The history of auto racing and F1 is filled with innovation and general progress.
As technology has progressed, so have the components that deliver safety, speed, and aerodynamics. In the modern world, auto recycling is one of the results of such innovation since vehicles are constantly being improved while older models are constantly being made obsolete. Of course, auto recycling is a great thing since it provides a method for reusing the valuable resources that go into producing the massive numbers of vehicles that are built every year. It might surprise many to learn that auto recycling and beer keg recycling are much more closely related than they appear.

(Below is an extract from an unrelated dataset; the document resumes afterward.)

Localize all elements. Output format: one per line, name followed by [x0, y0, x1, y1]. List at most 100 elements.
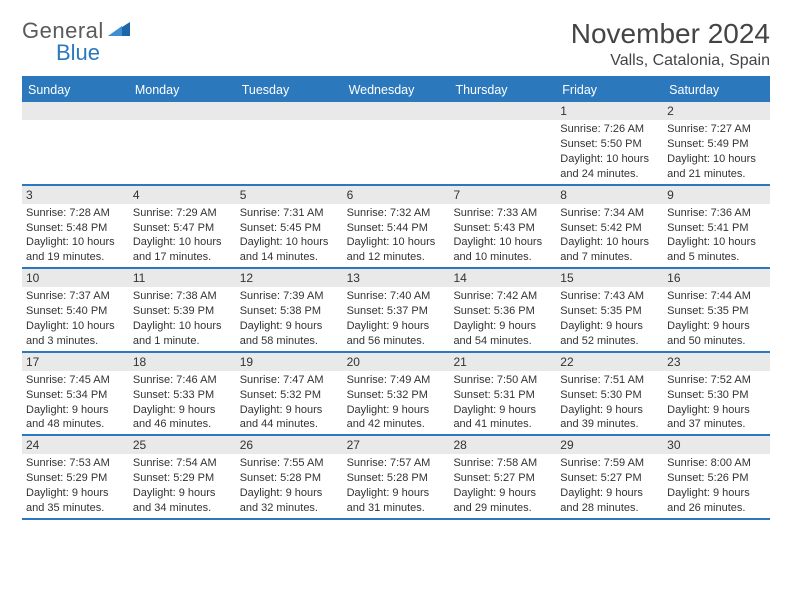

During the vast history of F1, improvements to the vehicles themselves were just part of what drove the industry to where it is today. A documentary that was recently produced by Red Bull Racing shows that much more beyond the vehicles has changed. The idea of a pit stop has evolved through several stages, and the documentary goes into detail explaining where many of the classic traditions of the fast-paced pit stop emerged. The documentary is hosted by a retired F1 driver by the name of David Coulthard, and it is an amazing consolidation of the history behind the F1 pit stop. Those who are interested in F1 racing and have 45 minutes to spare should take the time to watch this film.
Formula 1 Documentary
The documentary includes quite a bit of information regarding both the early and modern days of Formula 1 racing. The film showcases the dangers of the early pit stops, and it details the fast-paced pit stops and perfectly synced crews of the current age. It also includes a great deal of information about general daily life on a Formula 1 team both then and now, and it illuminates many of the most famous figureheads in the Formula 1 landscape, including Bernie Ecclestone. While the information about early F1 life is quite fascinating, it is possible that the most interesting story in the documentary details how the designer of the original McLaren F1 also created the system for the modern pit stop routine.

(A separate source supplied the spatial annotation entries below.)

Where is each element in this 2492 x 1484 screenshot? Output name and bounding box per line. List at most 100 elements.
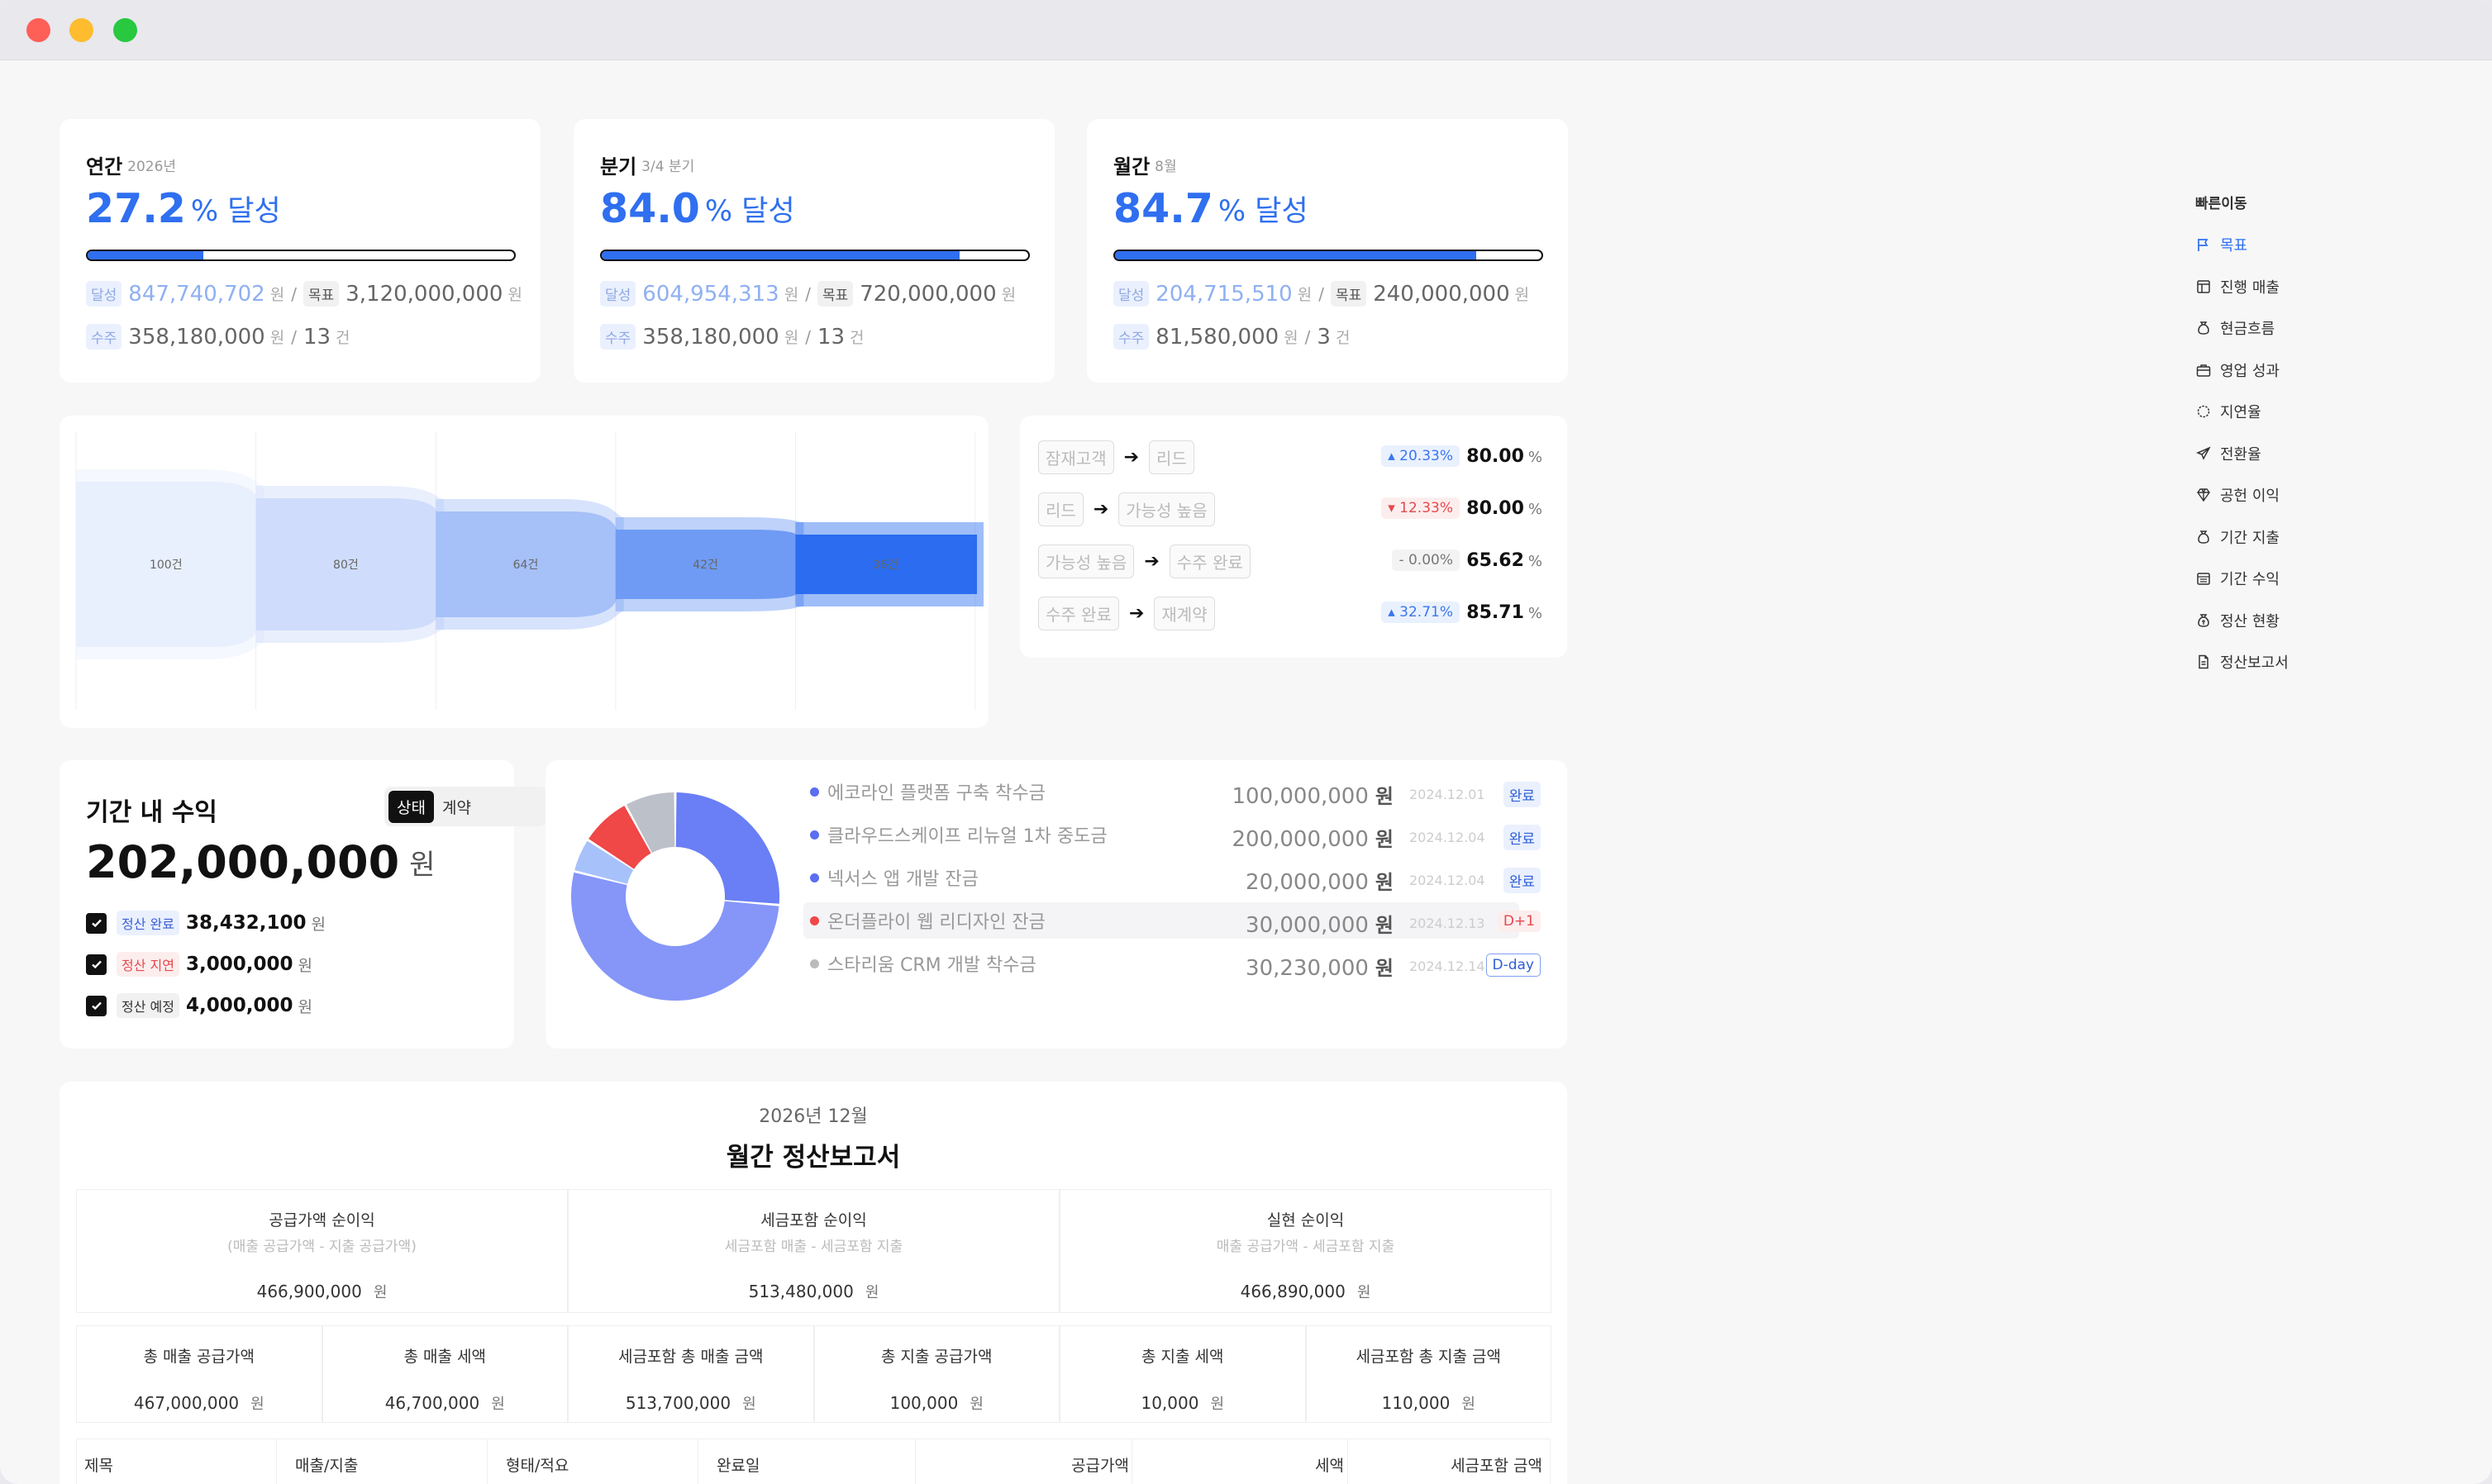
revenue-item: 정산 예정 4,000,000 원 bbox=[86, 993, 319, 1018]
unit-label: 원 bbox=[269, 286, 285, 304]
totals-label: 총 지출 공급가액 bbox=[881, 1348, 993, 1366]
payment-date: 2024.12.01 bbox=[1409, 787, 1485, 802]
donut-slice[interactable] bbox=[588, 806, 651, 869]
table-column-header[interactable]: 완료일 bbox=[717, 1457, 760, 1475]
quick-nav-item[interactable]: 기간 지출 bbox=[2195, 516, 2289, 559]
summary-value: 466,890,000 bbox=[1240, 1282, 1346, 1301]
goal-percent: 27.2 bbox=[86, 185, 186, 232]
payment-status-badge: D-day bbox=[1485, 954, 1541, 977]
summary-desc: (매출 공급가액 - 지출 공급가액) bbox=[227, 1239, 417, 1255]
totals-label: 세금포함 총 지출 금액 bbox=[1356, 1348, 1501, 1366]
payment-row[interactable]: 클라우드스케이프 리뉴얼 1차 중도금 bbox=[810, 818, 1108, 851]
quick-nav-item[interactable]: 진행 매출 bbox=[2195, 266, 2289, 308]
order-count: 13 bbox=[817, 324, 846, 350]
conversion-value: 65.62 bbox=[1466, 550, 1524, 571]
quick-nav-item[interactable]: 전환율 bbox=[2195, 433, 2289, 475]
report-title: 월간 정산보고서 bbox=[726, 1143, 901, 1172]
table-divider bbox=[276, 1439, 277, 1484]
goal-progress-bar bbox=[86, 250, 516, 261]
donut-slice[interactable] bbox=[571, 872, 779, 1001]
totals-label: 세금포함 총 매출 금액 bbox=[618, 1348, 764, 1366]
funnel-stage[interactable] bbox=[436, 511, 617, 617]
briefcase-icon bbox=[2196, 364, 2211, 377]
target-amount: 720,000,000 bbox=[860, 281, 997, 307]
arrow-right-icon: ➔ bbox=[1123, 447, 1140, 468]
conversion-from: 가능성 높음 bbox=[1038, 545, 1135, 578]
maximize-button[interactable] bbox=[113, 18, 137, 42]
toggle-status[interactable]: 상태 bbox=[388, 790, 434, 823]
quick-nav-item[interactable]: 공헌 이익 bbox=[2195, 474, 2289, 516]
count-unit: 건 bbox=[336, 329, 350, 347]
revenue-item: 정산 지연 3,000,000 원 bbox=[86, 952, 319, 977]
table-column-header[interactable]: 공급가액 bbox=[1071, 1457, 1129, 1475]
totals-cell: 세금포함 총 지출 금액 110,000 원 bbox=[1305, 1325, 1551, 1423]
totals-value-row: 46,700,000 원 bbox=[323, 1392, 568, 1414]
payment-amount: 100,000,000 bbox=[1232, 784, 1369, 809]
minimize-button[interactable] bbox=[69, 18, 93, 42]
goal-progress-fill bbox=[88, 251, 204, 259]
checkbox[interactable] bbox=[86, 995, 107, 1016]
quick-nav-item[interactable]: 정산보고서 bbox=[2195, 641, 2289, 683]
table-column-header[interactable]: 세금포함 금액 bbox=[1451, 1457, 1542, 1475]
totals-value-row: 10,000 원 bbox=[1060, 1392, 1305, 1414]
revenue-toggle[interactable]: 상태 계약 bbox=[384, 787, 546, 826]
payment-status-badge: 완료 bbox=[1503, 868, 1541, 893]
quick-nav-item[interactable]: 영업 성과 bbox=[2195, 350, 2289, 392]
conversion-to: 수주 완료 bbox=[1169, 545, 1251, 578]
quick-nav-item[interactable]: 현금흐름 bbox=[2195, 307, 2289, 350]
donut-slice[interactable] bbox=[675, 792, 779, 904]
check-icon bbox=[91, 960, 102, 969]
conversion-value-row: 85.71% bbox=[1466, 602, 1542, 623]
payment-title: 클라우드스케이프 리뉴얼 1차 중도금 bbox=[827, 826, 1108, 847]
revenue-item: 정산 완료 38,432,100 원 bbox=[86, 911, 332, 935]
close-button[interactable] bbox=[26, 18, 50, 42]
conversion-row: 가능성 높음 ➔ 수주 완료 bbox=[1038, 545, 1251, 578]
achieved-amount: 204,715,510 bbox=[1155, 281, 1293, 307]
payment-date: 2024.12.13 bbox=[1409, 916, 1485, 931]
goal-period: 2026년 bbox=[127, 159, 177, 175]
checkbox[interactable] bbox=[86, 912, 107, 934]
table-column-header[interactable]: 매출/지출 bbox=[295, 1457, 359, 1475]
payment-row[interactable]: 온더플라이 웹 리디자인 잔금 bbox=[810, 904, 1046, 937]
donut-slice[interactable] bbox=[626, 792, 675, 853]
payment-row[interactable]: 스타리움 CRM 개발 착수금 bbox=[810, 947, 1036, 980]
checkbox[interactable] bbox=[86, 954, 107, 975]
goal-progress-bar bbox=[600, 250, 1030, 261]
coin-bag-icon bbox=[2198, 614, 2209, 627]
unit-label: 원 bbox=[1375, 914, 1394, 937]
totals-value-row: 467,000,000 원 bbox=[77, 1392, 322, 1414]
quick-nav-item[interactable]: 지연율 bbox=[2195, 391, 2289, 433]
summary-desc: 세금포함 매출 - 세금포함 지출 bbox=[724, 1239, 903, 1255]
toggle-contract[interactable]: 계약 bbox=[441, 798, 471, 817]
table-column-header[interactable]: 세액 bbox=[1315, 1457, 1344, 1475]
summary-label: 세금포함 순이익 bbox=[760, 1211, 867, 1230]
conversion-row: 잠재고객 ➔ 리드 bbox=[1038, 440, 1194, 474]
unit-label: 원 bbox=[507, 286, 522, 304]
quick-nav-item[interactable]: 정산 현황 bbox=[2195, 600, 2289, 642]
separator: / bbox=[291, 283, 297, 304]
funnel-stage[interactable] bbox=[795, 535, 977, 594]
totals-label: 총 지출 세액 bbox=[1141, 1348, 1224, 1366]
donut-slice[interactable] bbox=[574, 840, 634, 884]
unit-label: 원 bbox=[1375, 828, 1394, 851]
table-column-header[interactable]: 제목 bbox=[84, 1457, 113, 1475]
funnel-stage[interactable] bbox=[255, 498, 438, 630]
table-column-header[interactable]: 형태/적요 bbox=[506, 1457, 569, 1475]
payment-row[interactable]: 넥서스 앱 개발 잔금 bbox=[810, 861, 979, 894]
funnel-stage[interactable] bbox=[615, 530, 798, 599]
quick-nav-item[interactable]: 목표 bbox=[2195, 224, 2289, 266]
funnel-stage[interactable] bbox=[76, 482, 258, 647]
table-header-row bbox=[76, 1439, 1551, 1484]
payment-amount-row: 30,000,000 원 bbox=[1246, 909, 1394, 938]
achieved-tag: 달성 bbox=[1113, 281, 1150, 307]
payment-row[interactable]: 에코라인 플랫폼 구축 착수금 bbox=[810, 775, 1046, 808]
goal-order-row: 수주 81,580,000 원 / 3 건 bbox=[1113, 324, 1356, 350]
quick-nav-item[interactable]: 기간 수익 bbox=[2195, 558, 2289, 600]
goal-card: 월간 8월 84.7% 달성 달성 204,715,510 원 / 목표 240,000,000… bbox=[1087, 119, 1568, 383]
payment-amount: 30,230,000 bbox=[1246, 956, 1369, 981]
payment-date: 2024.12.04 bbox=[1409, 873, 1485, 888]
goal-percent-row: 84.0% 달성 bbox=[600, 185, 795, 232]
quick-nav-label: 영업 성과 bbox=[2220, 362, 2280, 380]
summary-label: 공급가액 순이익 bbox=[269, 1211, 375, 1230]
unit-label: 원 bbox=[784, 286, 799, 304]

The creator of the McLaren F1 was a man named Gordon Murray, and he is one of the most respected and cited men within the Formula 1 industry. His team came up with the system for modern pit stops during the 1980s. During the time, pit stops were already in use by racers, but they were slow and often caused more problems than they solved, especially from a timing standpoint. Older F1 cars were built to carry more fuel and to last longer on their tires since pit stops had yet to be perfected. Murray knew there had to be a better system, so he began to look for ways to remove additional weight from the car. At the time, he was working on the Brabham F1 team, and he realized that a huge portion of the weight from an F1 vehicle came from the fuel. In order to combat that issue, he tried to come up with a method that would allow cars to carry less fuel, which would translate to less drag and a faster car. However, he had to get around the limitations of the old, slow style of pit stops.
Beer Kegs Used for Fuel
As with most solutions to new problems, necessity was the mother of invention. Murray and his team realized they could pump more fuel into the cars at a faster rate if they put the fuel under pressure. In order to accomplish this goal, they created a new fueling system that used a pressurized beer keg filled with 30 gallons of fuel. The new system allowed the team to pump the entirety of the fuel into the vehicle in only 3 seconds. They painted their keg systems with the color schemes of the team, and a new standard was born.

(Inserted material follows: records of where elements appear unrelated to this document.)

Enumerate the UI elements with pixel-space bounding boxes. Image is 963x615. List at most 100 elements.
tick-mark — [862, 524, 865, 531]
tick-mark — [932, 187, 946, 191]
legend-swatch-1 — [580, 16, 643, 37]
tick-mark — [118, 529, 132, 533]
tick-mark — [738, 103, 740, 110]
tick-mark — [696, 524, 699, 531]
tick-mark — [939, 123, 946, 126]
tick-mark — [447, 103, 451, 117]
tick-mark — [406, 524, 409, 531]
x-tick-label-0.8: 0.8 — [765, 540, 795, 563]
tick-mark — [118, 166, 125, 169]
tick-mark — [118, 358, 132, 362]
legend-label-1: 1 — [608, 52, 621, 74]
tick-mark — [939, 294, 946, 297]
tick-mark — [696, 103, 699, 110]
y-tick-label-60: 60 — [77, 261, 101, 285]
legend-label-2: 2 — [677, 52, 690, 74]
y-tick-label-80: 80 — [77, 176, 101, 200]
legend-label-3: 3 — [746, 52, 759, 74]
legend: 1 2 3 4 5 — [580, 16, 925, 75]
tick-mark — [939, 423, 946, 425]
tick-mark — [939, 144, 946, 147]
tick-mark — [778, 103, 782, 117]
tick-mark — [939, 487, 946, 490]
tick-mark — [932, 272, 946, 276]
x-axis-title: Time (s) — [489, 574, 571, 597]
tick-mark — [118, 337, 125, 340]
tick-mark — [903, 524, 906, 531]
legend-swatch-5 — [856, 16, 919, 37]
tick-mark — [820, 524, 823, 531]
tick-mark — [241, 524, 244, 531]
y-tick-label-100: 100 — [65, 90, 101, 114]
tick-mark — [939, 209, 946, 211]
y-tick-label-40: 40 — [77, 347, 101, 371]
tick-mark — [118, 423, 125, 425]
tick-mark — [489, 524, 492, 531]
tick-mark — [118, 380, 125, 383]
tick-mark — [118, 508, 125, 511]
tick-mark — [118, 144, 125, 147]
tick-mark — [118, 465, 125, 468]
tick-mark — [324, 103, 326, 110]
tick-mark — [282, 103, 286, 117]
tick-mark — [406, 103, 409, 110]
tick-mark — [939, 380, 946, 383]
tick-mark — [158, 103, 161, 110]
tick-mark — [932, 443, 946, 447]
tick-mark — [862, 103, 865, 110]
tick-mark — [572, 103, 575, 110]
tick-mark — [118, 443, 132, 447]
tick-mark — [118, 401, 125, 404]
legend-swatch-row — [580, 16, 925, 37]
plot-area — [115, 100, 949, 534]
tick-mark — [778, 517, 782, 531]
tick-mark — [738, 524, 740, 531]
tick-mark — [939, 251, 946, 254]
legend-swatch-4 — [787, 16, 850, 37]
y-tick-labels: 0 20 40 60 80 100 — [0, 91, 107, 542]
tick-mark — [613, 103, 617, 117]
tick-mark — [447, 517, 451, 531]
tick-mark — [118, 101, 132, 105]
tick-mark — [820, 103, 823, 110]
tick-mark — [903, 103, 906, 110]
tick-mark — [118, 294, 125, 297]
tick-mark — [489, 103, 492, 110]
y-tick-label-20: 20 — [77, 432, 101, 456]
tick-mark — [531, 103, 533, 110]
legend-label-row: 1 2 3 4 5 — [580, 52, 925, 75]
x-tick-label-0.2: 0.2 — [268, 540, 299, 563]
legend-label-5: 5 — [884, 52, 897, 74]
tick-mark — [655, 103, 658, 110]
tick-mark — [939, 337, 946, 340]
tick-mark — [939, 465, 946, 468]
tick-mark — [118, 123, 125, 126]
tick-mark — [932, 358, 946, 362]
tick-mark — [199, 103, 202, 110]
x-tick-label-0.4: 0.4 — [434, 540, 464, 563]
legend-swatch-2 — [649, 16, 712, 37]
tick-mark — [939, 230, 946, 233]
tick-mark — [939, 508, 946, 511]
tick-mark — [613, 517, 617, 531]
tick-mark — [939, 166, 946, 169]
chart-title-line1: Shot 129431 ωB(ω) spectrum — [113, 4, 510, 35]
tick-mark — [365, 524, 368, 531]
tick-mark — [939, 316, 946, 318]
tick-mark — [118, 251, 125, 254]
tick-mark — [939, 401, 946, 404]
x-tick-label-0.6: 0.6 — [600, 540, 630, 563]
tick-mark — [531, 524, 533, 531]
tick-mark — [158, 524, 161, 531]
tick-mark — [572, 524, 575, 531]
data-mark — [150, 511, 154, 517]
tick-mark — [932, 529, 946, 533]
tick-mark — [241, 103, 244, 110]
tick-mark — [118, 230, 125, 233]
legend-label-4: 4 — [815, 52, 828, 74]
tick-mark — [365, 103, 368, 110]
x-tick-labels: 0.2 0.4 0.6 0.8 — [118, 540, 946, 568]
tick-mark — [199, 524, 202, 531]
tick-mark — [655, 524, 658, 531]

Since the new fuel system freed up so much time, the team realized they would also have the chance to change the vehicles tires, but since the new fueling system was so efficient, they had to come up with a new method of changing the tires quickly. Not only that, but the tires had to remain warm so they wouldn’t split or damage when fresh tire were put on the vehicle. They solved both these issues by building a heated box to store the tires before they were needed, and they started loading wheel nuts into their air guns before the car arrived in the pit. This allowed them to shave precious seconds off their total pit stop time, which makes all the difference in a race. It took some time before the strategies started to pay off, but when engines became more reliable, the benefits were undeniable.